Earlier studies have examined the relationship between age and cytokine profiles throughout development.^23,33 However, with the exception of our previous assessment in newly diagnosed CD children, this is the first study to evaluate peripheral cytokine levels with age in CD patients. We previously reported that while CD4+ T cell frequencies remain constant among pediatric CD patients and controls with increasing age, the percentage of Th1 cells steadily increases with age in both groups.²⁴ Similarly, in this study the overall production of Th1 cytokines from CD4+ T cells was generally higher in healthy adults compared with pediatric subjects. Our findings corroborate earlier reports of an increase in Th1 cells with age.^23,33,34

We found that the percentages of CD4+CD45RO+ T cells increased with age in CD patients.

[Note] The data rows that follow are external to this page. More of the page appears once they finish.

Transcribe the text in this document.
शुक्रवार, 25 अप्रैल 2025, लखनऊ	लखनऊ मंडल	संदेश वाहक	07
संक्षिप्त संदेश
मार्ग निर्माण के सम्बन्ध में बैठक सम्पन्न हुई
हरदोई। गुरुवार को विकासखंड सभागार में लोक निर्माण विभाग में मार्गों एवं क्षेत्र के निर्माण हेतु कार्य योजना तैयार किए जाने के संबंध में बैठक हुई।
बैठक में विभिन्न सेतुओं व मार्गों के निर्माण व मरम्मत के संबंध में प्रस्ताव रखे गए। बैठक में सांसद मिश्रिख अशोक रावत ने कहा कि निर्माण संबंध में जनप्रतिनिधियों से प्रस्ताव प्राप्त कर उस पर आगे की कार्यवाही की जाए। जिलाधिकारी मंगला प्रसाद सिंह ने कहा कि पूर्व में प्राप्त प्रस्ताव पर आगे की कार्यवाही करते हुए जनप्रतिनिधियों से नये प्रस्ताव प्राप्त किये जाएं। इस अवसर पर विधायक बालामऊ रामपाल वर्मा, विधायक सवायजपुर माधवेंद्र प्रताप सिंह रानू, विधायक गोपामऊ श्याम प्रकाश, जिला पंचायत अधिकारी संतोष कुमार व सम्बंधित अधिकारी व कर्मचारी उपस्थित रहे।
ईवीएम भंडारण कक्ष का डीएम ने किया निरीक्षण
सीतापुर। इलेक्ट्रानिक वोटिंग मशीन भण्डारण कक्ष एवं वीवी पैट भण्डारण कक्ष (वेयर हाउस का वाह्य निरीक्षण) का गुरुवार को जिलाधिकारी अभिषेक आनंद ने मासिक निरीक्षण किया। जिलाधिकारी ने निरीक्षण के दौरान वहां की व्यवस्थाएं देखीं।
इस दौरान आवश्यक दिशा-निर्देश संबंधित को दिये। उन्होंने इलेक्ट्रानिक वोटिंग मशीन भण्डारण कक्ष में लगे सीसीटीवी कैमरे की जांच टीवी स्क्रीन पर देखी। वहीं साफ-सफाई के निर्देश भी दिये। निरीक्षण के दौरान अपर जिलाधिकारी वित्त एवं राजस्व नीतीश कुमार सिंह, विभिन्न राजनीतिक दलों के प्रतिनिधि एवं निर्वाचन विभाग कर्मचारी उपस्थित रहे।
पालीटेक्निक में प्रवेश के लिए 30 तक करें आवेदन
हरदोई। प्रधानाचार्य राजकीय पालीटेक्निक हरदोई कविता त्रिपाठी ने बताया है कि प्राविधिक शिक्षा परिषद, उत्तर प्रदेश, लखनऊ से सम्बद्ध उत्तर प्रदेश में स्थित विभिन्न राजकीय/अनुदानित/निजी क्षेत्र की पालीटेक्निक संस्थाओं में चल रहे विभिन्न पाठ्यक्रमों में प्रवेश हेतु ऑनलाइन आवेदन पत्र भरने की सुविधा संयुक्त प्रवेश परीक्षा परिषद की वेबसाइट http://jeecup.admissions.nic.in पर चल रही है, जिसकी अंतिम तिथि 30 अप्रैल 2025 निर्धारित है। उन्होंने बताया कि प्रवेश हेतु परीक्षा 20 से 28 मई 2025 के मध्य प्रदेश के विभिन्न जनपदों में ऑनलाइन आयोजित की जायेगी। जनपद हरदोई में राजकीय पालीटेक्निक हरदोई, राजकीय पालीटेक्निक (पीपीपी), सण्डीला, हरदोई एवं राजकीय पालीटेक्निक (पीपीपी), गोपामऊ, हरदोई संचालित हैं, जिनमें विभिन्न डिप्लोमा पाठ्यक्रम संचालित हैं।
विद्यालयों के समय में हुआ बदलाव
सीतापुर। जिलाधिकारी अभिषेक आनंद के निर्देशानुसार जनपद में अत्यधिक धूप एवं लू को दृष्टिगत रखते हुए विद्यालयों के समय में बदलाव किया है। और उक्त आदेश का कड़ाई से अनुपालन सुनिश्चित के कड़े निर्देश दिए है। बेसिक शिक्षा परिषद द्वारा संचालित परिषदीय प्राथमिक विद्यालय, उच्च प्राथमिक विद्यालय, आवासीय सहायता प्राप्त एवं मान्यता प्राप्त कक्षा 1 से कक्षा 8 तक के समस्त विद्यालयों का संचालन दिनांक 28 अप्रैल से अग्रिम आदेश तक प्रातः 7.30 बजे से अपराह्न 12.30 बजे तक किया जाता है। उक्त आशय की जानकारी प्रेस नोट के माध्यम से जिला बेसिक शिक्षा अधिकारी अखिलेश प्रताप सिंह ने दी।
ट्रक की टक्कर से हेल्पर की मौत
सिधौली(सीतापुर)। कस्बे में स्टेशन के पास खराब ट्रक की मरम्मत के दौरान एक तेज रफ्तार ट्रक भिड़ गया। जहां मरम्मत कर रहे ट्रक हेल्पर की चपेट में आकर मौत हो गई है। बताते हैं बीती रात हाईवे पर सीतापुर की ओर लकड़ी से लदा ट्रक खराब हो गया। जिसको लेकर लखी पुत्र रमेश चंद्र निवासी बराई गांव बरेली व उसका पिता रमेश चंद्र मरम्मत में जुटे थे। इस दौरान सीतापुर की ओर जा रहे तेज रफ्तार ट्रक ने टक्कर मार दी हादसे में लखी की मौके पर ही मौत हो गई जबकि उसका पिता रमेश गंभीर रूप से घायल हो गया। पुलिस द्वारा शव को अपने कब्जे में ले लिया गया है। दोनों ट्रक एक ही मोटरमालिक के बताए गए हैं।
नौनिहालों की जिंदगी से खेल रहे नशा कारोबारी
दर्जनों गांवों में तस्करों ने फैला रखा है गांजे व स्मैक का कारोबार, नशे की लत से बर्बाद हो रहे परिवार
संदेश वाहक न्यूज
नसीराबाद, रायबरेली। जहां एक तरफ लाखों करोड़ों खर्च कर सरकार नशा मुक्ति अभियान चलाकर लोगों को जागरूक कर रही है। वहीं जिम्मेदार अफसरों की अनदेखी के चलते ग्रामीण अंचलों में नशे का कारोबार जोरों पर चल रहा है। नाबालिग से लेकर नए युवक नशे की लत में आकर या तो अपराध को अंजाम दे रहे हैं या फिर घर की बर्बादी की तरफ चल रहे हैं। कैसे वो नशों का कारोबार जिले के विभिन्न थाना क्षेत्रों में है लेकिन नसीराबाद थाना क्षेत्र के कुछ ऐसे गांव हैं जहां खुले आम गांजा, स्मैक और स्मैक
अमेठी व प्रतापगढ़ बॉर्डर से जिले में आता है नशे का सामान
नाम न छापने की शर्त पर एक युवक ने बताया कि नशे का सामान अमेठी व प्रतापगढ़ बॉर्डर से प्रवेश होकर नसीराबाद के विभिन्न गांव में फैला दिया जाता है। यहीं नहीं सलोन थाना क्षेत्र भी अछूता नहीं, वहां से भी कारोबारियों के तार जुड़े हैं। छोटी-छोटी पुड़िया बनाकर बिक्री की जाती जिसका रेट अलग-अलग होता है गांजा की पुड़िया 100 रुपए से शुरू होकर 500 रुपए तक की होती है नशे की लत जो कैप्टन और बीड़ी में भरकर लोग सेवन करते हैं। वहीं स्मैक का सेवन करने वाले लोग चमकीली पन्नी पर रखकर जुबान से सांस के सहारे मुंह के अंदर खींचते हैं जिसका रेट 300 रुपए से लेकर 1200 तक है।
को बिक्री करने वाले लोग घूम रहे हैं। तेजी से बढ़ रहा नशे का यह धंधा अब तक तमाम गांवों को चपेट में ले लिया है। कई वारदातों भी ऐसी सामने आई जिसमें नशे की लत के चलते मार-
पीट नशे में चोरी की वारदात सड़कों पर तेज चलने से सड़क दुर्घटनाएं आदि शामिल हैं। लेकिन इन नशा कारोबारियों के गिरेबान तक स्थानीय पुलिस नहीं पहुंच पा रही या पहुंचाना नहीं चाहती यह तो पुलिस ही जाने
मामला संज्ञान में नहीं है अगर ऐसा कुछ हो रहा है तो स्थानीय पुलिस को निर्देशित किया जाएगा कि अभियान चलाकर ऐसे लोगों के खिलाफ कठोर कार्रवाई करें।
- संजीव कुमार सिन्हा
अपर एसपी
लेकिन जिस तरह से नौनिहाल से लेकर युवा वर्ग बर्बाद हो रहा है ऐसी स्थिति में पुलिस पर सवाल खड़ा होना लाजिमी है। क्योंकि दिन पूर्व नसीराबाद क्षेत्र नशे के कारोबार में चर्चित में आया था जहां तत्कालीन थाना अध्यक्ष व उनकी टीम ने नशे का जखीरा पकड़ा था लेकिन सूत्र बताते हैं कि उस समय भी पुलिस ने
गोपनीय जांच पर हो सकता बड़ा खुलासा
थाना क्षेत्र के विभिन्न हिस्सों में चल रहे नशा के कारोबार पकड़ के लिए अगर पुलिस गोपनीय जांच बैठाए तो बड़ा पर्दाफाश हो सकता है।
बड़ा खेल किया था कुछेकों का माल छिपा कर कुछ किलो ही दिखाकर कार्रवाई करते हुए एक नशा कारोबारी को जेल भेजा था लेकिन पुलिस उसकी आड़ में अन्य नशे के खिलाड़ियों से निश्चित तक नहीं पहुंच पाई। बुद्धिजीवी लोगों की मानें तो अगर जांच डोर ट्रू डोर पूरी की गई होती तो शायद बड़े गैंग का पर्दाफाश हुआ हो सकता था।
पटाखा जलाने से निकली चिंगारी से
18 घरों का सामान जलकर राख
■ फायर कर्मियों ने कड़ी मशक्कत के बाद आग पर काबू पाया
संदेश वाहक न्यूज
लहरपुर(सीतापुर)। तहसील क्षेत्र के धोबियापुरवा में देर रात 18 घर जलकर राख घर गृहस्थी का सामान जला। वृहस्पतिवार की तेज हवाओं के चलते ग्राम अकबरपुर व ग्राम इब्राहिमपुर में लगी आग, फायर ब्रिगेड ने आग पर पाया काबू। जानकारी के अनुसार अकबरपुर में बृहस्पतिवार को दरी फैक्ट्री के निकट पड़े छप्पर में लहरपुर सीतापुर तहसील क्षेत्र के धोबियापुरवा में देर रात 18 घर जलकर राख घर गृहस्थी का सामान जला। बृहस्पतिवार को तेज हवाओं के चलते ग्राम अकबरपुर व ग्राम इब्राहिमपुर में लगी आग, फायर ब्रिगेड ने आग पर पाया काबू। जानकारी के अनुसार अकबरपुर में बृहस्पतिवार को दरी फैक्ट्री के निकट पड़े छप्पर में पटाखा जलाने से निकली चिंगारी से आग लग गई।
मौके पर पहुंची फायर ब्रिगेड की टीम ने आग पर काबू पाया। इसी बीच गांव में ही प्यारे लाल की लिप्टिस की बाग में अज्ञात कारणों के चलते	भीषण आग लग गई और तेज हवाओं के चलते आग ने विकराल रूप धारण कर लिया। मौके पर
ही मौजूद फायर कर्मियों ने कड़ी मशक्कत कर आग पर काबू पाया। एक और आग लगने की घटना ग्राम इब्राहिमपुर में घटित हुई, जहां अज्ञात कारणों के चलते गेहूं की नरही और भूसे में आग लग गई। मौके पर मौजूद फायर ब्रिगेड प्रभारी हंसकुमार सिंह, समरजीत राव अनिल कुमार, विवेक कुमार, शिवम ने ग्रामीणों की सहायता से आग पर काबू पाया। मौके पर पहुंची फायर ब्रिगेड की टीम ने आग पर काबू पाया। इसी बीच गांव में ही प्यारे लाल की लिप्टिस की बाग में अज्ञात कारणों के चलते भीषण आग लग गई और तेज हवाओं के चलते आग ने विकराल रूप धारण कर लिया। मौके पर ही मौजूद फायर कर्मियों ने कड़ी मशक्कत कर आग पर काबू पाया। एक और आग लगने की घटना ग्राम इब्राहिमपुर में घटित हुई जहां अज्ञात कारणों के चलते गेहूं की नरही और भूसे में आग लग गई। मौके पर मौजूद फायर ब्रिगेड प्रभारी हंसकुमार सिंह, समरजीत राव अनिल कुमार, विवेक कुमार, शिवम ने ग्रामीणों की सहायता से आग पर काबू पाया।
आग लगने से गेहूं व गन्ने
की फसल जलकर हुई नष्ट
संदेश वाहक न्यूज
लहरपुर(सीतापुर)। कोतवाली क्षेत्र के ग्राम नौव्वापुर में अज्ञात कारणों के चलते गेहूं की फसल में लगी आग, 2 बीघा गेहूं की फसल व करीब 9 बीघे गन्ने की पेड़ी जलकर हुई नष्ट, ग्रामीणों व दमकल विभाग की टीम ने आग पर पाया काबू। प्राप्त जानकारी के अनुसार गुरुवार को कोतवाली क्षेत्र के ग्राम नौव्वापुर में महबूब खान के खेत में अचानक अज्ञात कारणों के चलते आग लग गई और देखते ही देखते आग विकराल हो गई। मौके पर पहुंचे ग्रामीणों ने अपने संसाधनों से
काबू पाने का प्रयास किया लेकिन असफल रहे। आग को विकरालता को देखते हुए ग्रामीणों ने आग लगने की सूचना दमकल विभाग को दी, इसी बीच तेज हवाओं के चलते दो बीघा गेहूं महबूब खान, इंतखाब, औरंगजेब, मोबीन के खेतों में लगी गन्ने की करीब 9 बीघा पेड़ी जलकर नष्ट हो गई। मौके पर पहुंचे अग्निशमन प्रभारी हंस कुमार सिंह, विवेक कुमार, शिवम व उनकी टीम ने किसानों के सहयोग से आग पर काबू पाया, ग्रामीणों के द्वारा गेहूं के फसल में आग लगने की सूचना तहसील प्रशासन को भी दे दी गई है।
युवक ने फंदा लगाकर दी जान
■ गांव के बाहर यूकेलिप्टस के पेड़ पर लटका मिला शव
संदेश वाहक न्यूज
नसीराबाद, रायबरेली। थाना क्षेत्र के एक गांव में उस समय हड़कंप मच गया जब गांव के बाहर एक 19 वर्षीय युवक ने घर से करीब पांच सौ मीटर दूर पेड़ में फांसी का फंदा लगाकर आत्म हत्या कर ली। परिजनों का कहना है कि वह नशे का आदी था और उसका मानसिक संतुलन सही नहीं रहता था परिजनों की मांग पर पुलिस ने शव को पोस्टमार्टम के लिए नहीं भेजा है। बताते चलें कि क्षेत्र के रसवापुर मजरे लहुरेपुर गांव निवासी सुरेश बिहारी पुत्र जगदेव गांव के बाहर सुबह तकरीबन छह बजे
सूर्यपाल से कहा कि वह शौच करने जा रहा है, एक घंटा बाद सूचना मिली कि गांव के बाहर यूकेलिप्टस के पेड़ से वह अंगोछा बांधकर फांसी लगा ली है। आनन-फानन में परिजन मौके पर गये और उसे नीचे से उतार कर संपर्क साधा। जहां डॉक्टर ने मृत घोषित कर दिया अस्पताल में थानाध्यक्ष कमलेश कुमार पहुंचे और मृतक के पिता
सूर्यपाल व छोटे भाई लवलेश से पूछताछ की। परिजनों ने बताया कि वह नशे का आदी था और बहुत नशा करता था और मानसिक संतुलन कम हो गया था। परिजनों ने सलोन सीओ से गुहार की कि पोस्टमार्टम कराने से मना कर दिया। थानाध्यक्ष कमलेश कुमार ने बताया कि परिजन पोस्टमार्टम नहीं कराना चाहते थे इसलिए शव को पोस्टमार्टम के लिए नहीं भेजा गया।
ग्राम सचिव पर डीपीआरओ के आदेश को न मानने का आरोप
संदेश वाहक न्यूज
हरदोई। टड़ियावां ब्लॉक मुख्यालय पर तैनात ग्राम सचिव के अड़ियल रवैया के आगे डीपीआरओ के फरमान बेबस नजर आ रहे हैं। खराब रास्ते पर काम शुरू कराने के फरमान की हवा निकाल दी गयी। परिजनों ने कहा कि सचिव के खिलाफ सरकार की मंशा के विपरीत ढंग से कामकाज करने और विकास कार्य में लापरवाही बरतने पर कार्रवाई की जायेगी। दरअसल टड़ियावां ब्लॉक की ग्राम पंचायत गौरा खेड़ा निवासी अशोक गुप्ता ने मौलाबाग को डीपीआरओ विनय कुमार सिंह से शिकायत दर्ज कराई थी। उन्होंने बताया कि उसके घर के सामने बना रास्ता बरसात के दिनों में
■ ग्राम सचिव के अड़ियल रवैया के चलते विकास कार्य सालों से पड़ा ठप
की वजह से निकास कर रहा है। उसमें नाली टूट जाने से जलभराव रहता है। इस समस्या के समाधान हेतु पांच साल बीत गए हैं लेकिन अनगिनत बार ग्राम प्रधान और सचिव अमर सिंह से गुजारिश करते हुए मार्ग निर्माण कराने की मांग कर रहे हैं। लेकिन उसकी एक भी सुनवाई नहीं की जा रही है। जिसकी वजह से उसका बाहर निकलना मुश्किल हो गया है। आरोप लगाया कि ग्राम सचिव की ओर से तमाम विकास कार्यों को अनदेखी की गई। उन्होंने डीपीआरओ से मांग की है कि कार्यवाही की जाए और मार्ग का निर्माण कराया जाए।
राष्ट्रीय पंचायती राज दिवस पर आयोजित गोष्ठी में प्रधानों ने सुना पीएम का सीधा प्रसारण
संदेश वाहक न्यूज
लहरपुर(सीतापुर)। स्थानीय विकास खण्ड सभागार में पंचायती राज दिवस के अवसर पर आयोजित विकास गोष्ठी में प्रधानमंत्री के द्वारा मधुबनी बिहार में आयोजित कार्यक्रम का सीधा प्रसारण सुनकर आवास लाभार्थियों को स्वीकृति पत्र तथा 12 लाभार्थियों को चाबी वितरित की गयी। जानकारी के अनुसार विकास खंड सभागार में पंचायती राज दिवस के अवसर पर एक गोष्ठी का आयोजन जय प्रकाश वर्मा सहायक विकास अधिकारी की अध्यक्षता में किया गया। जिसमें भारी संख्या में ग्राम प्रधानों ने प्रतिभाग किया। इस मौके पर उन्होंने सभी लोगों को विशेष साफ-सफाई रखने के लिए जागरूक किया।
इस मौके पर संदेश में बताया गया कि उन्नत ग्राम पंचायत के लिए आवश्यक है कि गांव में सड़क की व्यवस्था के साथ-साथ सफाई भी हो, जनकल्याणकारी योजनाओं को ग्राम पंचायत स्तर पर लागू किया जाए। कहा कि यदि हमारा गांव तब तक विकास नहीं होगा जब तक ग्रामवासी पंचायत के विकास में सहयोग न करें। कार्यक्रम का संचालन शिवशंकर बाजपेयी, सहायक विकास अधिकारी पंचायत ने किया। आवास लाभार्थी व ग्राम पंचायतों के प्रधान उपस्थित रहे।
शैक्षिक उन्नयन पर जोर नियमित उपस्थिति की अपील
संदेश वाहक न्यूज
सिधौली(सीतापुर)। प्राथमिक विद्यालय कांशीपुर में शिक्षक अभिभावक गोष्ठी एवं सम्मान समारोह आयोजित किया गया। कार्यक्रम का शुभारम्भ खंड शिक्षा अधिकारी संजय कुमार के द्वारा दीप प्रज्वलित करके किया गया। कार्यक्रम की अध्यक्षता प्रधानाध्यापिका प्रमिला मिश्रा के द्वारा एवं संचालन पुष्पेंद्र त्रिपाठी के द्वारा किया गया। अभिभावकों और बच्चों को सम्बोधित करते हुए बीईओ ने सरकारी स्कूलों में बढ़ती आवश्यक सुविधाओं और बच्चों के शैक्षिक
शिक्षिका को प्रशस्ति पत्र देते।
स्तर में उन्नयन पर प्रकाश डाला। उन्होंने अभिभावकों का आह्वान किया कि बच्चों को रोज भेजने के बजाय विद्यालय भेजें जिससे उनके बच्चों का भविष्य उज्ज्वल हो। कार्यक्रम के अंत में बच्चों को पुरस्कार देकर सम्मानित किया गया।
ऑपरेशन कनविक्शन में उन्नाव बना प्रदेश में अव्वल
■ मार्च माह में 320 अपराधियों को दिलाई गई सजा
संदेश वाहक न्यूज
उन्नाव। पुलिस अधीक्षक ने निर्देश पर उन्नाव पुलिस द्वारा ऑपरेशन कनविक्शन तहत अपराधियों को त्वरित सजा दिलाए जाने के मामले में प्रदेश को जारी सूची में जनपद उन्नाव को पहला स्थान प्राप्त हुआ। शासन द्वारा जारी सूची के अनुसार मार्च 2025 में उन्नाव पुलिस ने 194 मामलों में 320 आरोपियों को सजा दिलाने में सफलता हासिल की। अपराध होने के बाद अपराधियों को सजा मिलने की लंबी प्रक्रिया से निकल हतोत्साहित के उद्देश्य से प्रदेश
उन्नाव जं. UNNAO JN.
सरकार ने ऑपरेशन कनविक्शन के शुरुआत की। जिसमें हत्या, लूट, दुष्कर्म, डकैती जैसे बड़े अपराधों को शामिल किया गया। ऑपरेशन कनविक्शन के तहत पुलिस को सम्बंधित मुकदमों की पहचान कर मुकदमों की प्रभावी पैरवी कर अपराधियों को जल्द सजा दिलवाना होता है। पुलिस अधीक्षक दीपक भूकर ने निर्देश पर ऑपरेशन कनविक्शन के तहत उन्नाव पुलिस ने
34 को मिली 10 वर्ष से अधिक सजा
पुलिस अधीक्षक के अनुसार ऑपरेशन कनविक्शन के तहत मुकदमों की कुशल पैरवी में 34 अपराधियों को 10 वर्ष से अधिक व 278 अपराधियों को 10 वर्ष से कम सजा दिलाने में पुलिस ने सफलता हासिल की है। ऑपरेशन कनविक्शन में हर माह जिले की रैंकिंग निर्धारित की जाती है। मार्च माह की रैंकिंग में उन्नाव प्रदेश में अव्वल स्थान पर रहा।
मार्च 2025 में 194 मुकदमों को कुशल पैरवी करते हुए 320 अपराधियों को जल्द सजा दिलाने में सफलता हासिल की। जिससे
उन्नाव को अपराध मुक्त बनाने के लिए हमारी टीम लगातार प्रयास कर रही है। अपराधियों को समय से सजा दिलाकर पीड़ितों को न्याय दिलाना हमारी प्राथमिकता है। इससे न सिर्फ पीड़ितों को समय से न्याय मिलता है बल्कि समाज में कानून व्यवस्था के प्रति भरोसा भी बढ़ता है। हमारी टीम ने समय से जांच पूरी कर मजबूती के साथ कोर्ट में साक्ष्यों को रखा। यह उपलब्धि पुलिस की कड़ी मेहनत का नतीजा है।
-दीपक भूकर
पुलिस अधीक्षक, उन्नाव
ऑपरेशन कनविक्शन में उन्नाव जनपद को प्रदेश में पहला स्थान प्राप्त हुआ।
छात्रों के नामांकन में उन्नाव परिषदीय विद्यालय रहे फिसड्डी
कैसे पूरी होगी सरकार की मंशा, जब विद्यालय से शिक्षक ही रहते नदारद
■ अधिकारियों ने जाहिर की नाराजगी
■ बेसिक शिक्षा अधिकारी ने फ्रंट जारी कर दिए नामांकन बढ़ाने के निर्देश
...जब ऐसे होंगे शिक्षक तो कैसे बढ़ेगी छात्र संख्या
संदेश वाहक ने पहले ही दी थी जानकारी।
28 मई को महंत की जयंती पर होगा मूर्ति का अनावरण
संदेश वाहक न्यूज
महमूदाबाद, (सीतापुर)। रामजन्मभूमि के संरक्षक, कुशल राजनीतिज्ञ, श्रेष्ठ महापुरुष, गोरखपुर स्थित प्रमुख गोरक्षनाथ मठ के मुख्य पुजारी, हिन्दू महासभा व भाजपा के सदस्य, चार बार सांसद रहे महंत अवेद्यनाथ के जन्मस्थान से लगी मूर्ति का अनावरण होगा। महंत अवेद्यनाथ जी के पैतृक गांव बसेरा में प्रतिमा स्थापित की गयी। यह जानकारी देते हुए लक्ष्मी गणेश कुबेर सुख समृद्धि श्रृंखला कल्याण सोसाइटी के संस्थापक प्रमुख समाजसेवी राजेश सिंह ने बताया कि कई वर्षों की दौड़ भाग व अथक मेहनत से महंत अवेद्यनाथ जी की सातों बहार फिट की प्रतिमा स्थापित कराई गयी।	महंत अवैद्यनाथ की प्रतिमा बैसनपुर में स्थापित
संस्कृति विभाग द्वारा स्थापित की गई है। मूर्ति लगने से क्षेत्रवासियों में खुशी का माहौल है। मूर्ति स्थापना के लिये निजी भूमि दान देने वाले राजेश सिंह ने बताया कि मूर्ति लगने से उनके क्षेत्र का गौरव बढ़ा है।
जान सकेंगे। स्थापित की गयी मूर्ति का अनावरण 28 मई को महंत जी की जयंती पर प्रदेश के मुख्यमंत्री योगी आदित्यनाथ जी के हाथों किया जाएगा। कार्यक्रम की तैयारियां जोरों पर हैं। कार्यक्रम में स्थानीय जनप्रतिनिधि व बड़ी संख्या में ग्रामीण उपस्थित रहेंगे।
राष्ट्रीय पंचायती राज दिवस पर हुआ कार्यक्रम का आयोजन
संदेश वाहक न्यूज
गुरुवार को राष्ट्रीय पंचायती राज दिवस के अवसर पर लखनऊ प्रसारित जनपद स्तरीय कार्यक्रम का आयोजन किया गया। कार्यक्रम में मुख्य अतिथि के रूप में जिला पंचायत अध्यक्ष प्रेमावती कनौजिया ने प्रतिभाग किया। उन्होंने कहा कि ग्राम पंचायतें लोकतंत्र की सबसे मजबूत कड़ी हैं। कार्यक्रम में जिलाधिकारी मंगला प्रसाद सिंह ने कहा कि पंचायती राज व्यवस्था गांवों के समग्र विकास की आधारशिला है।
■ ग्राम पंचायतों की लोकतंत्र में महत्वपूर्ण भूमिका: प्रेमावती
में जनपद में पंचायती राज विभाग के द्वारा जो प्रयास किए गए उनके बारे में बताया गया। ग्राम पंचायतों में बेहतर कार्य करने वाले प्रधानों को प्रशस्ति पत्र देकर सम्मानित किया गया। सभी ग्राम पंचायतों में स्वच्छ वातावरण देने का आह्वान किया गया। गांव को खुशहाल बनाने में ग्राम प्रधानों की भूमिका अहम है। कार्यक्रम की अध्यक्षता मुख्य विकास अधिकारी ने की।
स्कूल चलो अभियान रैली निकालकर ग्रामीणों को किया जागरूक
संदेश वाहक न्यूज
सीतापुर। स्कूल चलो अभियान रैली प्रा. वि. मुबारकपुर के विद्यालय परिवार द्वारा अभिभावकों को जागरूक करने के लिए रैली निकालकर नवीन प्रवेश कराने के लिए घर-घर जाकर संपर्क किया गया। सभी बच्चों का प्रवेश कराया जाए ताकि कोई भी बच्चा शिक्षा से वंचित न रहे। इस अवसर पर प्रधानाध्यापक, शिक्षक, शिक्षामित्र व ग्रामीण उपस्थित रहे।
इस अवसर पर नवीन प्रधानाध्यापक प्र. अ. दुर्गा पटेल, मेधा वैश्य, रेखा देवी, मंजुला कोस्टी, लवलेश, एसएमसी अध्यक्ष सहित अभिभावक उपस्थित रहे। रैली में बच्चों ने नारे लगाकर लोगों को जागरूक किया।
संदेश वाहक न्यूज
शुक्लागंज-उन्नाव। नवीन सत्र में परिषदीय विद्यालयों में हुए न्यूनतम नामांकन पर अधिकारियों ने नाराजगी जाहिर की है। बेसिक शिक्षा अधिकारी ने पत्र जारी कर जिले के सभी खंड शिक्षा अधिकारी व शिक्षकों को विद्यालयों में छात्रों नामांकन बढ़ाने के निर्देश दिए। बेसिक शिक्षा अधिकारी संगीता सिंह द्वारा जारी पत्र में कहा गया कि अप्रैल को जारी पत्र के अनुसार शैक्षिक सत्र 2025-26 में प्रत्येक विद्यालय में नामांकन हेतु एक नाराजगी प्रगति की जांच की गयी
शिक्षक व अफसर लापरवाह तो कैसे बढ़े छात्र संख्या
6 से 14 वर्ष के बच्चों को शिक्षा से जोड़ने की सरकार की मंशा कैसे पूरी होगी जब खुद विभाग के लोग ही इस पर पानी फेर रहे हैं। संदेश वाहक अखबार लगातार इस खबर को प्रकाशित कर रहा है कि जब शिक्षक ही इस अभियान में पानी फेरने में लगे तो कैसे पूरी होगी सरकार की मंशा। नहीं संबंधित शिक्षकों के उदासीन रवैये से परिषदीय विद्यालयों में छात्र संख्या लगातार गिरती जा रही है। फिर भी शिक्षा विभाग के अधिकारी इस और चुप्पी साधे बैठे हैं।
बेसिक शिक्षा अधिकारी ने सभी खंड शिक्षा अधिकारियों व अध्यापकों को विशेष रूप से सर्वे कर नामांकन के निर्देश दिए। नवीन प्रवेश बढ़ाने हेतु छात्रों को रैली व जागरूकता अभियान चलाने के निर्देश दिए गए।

In contrast, no difference was noted between the groups of healthy children and adults. Only a few studies have followed the changes in expression of circulating CD4+CD45RO+ population with age in healthy subjects.^35,36

In summary, our study demonstrates an increased production of the pro-inflammatory cytokine TNF-α in CD patients of both pediatric and adult groups. Our clinical data also support differences in disease phenotype between adult and pediatric patients with inflammatory bowel diseases.³⁷ The results suggest that fundamental differences exist between adults and children in the immunological mechanisms of CD pathogenesis. In addition, age can be an important determining factor in cytokine regulation in both healthy and CD-diagnosed subjects. Although our study was limited by sample size and subjects heterogeneity, we still detected several statistically significant differences in cytokine levels between groups. It should be noted that functional cytokine analyses were performed after in vitro stimulation with PMA and ionomycin which may over-stimulate a traditional in vivo process. Furthermore, not all of our CD patients were newly diagnosed with the disease, and some had been receiving medical therapy prior to sample collection, raising the possibility of cytokine profile alterations due to drug therapy. Nevertheless, the data obtained may help to elucidate immunological changes in CD patients of varying ages.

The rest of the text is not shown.